San Jose, California Mercury News editor Bob Ingle, Mercury News executive editor and Knight Ridder vice
president who launched America’s first news website in 1995, passed away
Tuesday, March 16 in Sarasota, California. He was 81.
In
May 1993, the Mercury News became one of the first U.S. newspapers to deliver
breaking news and other content online, via its Mercury Center partnership with
America Online. In early 1995, Mercury Center Web — the nation’s first news
website — went live.
In
his 38-year career with Knight Ridder, Ingle led the Mercury News to two
Pulitzer Prizes —in 1986 for exposing Philippines president Ferdinand Marcos’
hidden wealth and in 1990 for coverage of the 1989 Loma Prieta earthquake.
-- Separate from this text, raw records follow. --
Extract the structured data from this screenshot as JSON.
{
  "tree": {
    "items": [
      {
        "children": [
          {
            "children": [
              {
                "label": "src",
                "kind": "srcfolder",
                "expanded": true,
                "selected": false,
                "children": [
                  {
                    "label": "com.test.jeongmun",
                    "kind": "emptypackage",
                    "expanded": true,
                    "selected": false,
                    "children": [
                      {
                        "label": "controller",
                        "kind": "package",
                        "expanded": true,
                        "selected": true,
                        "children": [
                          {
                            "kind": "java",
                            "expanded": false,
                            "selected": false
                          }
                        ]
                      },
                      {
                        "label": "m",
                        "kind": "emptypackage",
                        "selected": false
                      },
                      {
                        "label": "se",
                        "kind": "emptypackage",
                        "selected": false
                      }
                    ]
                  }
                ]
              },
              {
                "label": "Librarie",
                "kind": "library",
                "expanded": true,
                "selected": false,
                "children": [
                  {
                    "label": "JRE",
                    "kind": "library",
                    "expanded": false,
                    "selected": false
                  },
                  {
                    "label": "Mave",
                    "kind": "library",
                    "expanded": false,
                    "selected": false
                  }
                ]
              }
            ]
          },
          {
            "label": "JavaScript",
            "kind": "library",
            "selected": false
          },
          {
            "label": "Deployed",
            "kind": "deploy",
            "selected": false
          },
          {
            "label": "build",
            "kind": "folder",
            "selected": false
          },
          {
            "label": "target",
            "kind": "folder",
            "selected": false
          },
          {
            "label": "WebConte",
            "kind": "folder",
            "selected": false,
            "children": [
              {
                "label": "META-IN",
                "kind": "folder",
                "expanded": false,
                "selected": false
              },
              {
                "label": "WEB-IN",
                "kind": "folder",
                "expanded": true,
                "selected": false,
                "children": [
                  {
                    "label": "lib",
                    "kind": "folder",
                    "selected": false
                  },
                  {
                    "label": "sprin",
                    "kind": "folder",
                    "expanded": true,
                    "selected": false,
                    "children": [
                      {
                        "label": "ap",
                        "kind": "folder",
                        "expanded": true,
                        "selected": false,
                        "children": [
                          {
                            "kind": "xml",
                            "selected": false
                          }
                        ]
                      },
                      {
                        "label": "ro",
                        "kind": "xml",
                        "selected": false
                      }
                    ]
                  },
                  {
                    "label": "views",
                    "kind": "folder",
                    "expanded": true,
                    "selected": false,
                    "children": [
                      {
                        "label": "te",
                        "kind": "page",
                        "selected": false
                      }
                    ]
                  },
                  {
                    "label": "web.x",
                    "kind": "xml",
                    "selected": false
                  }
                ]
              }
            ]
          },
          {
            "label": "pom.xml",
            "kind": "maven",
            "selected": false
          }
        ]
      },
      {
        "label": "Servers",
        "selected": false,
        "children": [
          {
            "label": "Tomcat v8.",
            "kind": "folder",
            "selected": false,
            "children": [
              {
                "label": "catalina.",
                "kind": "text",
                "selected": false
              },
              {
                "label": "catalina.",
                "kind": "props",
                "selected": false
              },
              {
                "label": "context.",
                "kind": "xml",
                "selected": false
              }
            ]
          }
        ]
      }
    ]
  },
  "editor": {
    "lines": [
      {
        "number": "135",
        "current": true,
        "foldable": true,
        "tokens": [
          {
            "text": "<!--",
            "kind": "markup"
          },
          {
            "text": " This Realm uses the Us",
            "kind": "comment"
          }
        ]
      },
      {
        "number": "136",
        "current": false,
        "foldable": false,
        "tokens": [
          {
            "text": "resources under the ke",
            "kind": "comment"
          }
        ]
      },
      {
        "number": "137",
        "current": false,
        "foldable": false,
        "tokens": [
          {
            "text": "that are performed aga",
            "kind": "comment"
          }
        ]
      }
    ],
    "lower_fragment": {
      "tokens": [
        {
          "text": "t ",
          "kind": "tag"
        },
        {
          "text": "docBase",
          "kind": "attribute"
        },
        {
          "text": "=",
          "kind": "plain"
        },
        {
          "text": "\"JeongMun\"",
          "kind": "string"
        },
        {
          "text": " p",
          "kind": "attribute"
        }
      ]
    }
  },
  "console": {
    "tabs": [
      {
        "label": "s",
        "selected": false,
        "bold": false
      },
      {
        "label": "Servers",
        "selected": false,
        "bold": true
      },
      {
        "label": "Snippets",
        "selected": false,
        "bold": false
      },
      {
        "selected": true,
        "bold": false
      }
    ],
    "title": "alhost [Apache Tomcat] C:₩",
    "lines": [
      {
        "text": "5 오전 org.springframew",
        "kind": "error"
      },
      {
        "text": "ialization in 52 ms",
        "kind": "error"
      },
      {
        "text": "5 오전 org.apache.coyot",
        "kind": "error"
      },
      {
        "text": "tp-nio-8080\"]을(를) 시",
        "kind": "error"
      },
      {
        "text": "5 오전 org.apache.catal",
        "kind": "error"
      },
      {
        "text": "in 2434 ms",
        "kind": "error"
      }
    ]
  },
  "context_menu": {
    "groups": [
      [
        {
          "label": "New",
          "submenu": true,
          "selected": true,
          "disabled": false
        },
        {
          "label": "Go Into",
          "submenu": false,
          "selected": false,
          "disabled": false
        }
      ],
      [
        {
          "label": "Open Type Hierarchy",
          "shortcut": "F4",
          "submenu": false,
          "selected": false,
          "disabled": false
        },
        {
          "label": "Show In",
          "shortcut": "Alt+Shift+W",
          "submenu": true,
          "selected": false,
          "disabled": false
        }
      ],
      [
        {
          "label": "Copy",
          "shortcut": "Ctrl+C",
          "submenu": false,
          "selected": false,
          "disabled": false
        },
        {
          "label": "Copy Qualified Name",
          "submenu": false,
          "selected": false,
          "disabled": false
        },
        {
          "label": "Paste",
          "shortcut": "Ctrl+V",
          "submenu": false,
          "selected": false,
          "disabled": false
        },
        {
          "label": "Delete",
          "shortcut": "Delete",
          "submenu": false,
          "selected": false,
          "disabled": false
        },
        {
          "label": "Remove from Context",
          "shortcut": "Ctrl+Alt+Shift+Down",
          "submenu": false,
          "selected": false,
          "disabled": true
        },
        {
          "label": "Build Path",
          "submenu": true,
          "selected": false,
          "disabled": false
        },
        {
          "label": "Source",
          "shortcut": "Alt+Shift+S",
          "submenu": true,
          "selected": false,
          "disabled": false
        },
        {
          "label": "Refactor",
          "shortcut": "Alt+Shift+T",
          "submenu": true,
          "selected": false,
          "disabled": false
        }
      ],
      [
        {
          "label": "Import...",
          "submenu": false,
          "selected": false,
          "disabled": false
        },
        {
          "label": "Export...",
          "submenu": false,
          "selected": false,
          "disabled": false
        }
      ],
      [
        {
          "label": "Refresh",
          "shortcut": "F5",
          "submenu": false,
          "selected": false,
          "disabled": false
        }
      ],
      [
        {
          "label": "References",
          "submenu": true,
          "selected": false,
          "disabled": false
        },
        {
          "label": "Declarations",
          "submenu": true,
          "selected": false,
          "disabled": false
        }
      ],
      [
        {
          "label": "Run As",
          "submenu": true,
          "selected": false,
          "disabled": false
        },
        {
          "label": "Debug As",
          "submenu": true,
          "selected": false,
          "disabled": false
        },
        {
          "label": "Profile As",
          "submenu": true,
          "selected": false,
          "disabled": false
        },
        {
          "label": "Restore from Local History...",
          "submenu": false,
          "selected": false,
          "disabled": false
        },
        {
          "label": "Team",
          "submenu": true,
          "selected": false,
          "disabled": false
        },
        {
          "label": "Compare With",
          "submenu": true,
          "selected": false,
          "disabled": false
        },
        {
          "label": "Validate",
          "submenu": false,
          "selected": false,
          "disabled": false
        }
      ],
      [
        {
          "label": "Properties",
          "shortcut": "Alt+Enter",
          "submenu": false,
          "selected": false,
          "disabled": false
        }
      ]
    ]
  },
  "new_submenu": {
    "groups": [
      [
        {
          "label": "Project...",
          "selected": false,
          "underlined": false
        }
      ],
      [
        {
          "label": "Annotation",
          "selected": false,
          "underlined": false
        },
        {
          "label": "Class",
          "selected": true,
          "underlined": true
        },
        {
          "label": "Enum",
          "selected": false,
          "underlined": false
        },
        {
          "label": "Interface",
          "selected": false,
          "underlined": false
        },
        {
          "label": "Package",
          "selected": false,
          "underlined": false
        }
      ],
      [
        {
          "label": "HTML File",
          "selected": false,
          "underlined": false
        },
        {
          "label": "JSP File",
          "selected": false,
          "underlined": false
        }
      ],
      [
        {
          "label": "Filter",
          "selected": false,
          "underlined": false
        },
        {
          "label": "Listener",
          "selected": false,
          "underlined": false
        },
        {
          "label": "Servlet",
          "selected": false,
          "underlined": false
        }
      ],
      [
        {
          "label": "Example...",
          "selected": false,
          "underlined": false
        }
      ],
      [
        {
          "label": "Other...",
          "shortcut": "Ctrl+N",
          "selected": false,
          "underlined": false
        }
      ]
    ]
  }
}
He
began his newspaper career in 1962 as a Miami Herald copy editor and advanced
to managing editor. In 1981 he replaced Larry Jinks as the Mercury News
executive editor until 1995.
The
Mercury News got the Bill Farr Freedom of Information Award in 1989 for its battle
to force authorities to reveal public information. From 1988 to mid-1995, the Mercury News —
under Ingle and then-managing editor Jerry Ceppos — went to court 61 times to
open records, court proceedings or meetings that should have been public.
In
1995, he received the California Press Association’s Justus F. Craemer
Newspaper Executive of the Year Award for leading the Mercury News to Pulitzer
Prizes and for his “pioneering work in electronic media.”
The
University of Iowa graduate and Sioux City, Iowa native delivered the Des
Moines Register on his bike as a teenager.
Ingle is survived
by his wife, Sandy Reed, of Saratoga; his daughter, Julie Ingle Valdez and two
grandchildren, Utah and Wyatt Valdez, all of Castro Valley; and his
brother-in-law, former San Jose Mayor Chuck Reed, now of Monument, Colorado.
Memorial service plans will be announced at a later date. The family suggests contributions in his memory may be made to the nonprofit Mercury News Wish Book fund.